Din Syamsudin dalam beberapa waktu terakhir ini gencar menyampaikan pernyataan-pernyatan yang kritis terhadap Pemerintah PresidenJokowi, terutama terkait dengan sikap yang diambil beliau dalam menghadapi para pendemo yang menuntut agar Ahok segera ditahan dan dipenjara. Din Syamsudin turut lantang menuntut Polri agar Gubernur DKI non-aktif tersebut segera ditahan. Tentu saja Ketua Dewan Penasihat MUI tersebut juga menyakini bahwa Ahok telah melakukan penistaan terhadap agama, karena sebagai non-Muslim telah ikut-ikutan melibatkan dirinya dalam urusan kitab suci agama Islam.

Din Syamsudin membantah pandangan Kapolri mengenai kemungkinan adanya pihak yang akan melakukan makar dengan menunggangi aksi demo yang direncanakan pada 2 Desember atau 212. Menurutnya, isu makar itu berlebihan karena jika ada yang ingin menunggangi aksi demo 212 pasti akan ditolak oleh para peserta sendiri. Demo tersebut, masih kata Din Syamsudin, adalah murni masalah tuntutan penegakan hukum, bukan politik.

Sikap Din Syamsudin klop pandangannya dalam soal kasus Ahok ini dengan pandangan mantan Ketum Muhammadiyah yang satu lagi, yaitu Amien Rais yang juga sangat keras dalam menyikapi kasus itu. Amien Rais bahkan ikut bergabung dalam aksi demo 411 bersama tokoh Islam garis keras seperti Habib Rizieq dan lain-lain. Bagi Amien Rais, Presiden Jokowi dianggap kurang tegas dalam menuntaskan kasus tersebut. Dalam sebuah tulisannya, mahaguru dari UGM mengatakan bahwa Presiden Jokowi “gamang” antara menuntaskan kasus tersebut secara hukum dengan kemarahan pemilik modal yang “telah banyak membiayai kampanye Anda sewaktu maju Pilkada Jakrta dan kenudian pilpres…”.
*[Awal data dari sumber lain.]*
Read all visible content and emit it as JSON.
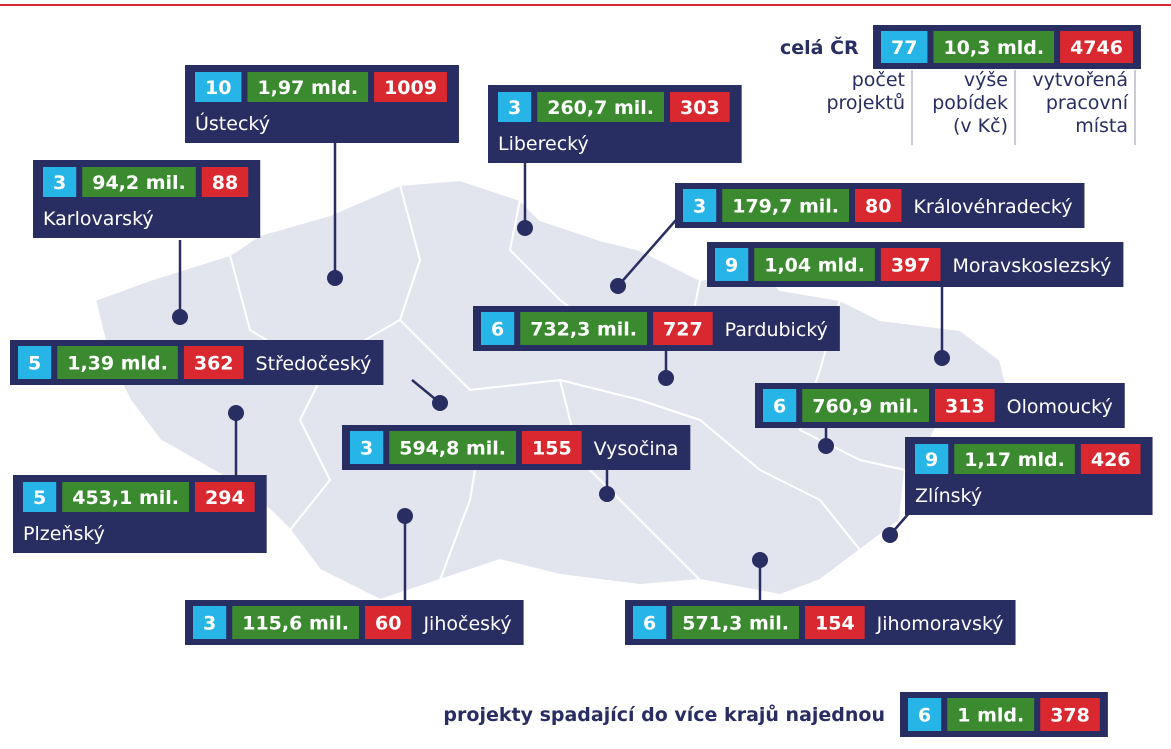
{
  "header": {
    "title_cr": "celá ČR",
    "total": {
      "projects": 77,
      "amount": "10,3 mld.",
      "jobs": 4746
    },
    "legend": [
      [
        "počet",
        "projektů"
      ],
      [
        "výše",
        "pobídek",
        "(v Kč)"
      ],
      [
        "vytvořená",
        "pracovní",
        "místa"
      ]
    ]
  },
  "regions": [
    {
      "name": "Ústecký",
      "projects": 10,
      "amount": "1,97 mld.",
      "jobs": 1009
    },
    {
      "name": "Liberecký",
      "projects": 3,
      "amount": "260,7 mil.",
      "jobs": 303
    },
    {
      "name": "Karlovarský",
      "projects": 3,
      "amount": "94,2 mil.",
      "jobs": 88
    },
    {
      "name": "Královéhradecký",
      "projects": 3,
      "amount": "179,7 mil.",
      "jobs": 80
    },
    {
      "name": "Moravskoslezský",
      "projects": 9,
      "amount": "1,04 mld.",
      "jobs": 397
    },
    {
      "name": "Pardubický",
      "projects": 6,
      "amount": "732,3 mil.",
      "jobs": 727
    },
    {
      "name": "Středočeský",
      "projects": 5,
      "amount": "1,39 mld.",
      "jobs": 362
    },
    {
      "name": "Olomoucký",
      "projects": 6,
      "amount": "760,9 mil.",
      "jobs": 313
    },
    {
      "name": "Vysočina",
      "projects": 3,
      "amount": "594,8 mil.",
      "jobs": 155
    },
    {
      "name": "Zlínský",
      "projects": 9,
      "amount": "1,17 mld.",
      "jobs": 426
    },
    {
      "name": "Plzeňský",
      "projects": 5,
      "amount": "453,1 mil.",
      "jobs": 294
    },
    {
      "name": "Jihočeský",
      "projects": 3,
      "amount": "115,6 mil.",
      "jobs": 60
    },
    {
      "name": "Jihomoravský",
      "projects": 6,
      "amount": "571,3 mil.",
      "jobs": 154
    }
  ],
  "footer": {
    "label": "projekty spadající do více krajů najednou",
    "projects": 6,
    "amount": "1 mld.",
    "jobs": 378
  }
}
Pandangan kedua mantan Ketum PP Muhammadiyah itu tentu sangat berlawanan dengan pandangan Buya Syafi’i Maarif, yang sejak awal menganggap isu penistaan agama yang ditudingkan kepada Ahok tidak tepat. Syafi’i Maarif malah menyesalkan sikap MUI yang beliau anggap terburu-buru mengeluarkan fatwa tentang penistaan tersebut yang akhirnya menjadi salah satu alat legitimasi bagi pihak-pihak anti-Ahok untuk memobilisasi kekuatan. Syafi’i Maarif, seperti kita tahu, kemudian menjadi target kecaman dan bully di media sosial. Bahkan para pengecam mahaguru sejarah itu juga datang dari kalangan Muhamnadiyah sendiri!

Akan halnya Ketum Muhamnadiyah yang sekarang, Haedar Nashir, beliau cenderung lebih apresiatif terhadap komitmen Presiden Jokowi dan Polri dalam menuntaskan kasus ini secara hukum. Karena itu, beda dengan Din Syamsudin, Haedar Nashir tidak tertarik untuk mendukung aksi demo 212. Haedar Nashir mengimbau warga Muhammadiyah untuk mengikuti dan mengawal proses hukun yang sedang berjalan, ketimbang ikut demo tersebut. Haedar Nashir juga tidak mengikuti pandangan Amien Rais mengenai Presiden Jokowi dan lebih fokus kepada masalah penyelesaian hukum. Namun Haedar Nashir juga berbeda dengan Syafi’i Maarif karena tidak otomatis megatakan bahwa tuduhan penistaan agama kepada mantan Bupati Belitung Timur itu keliru.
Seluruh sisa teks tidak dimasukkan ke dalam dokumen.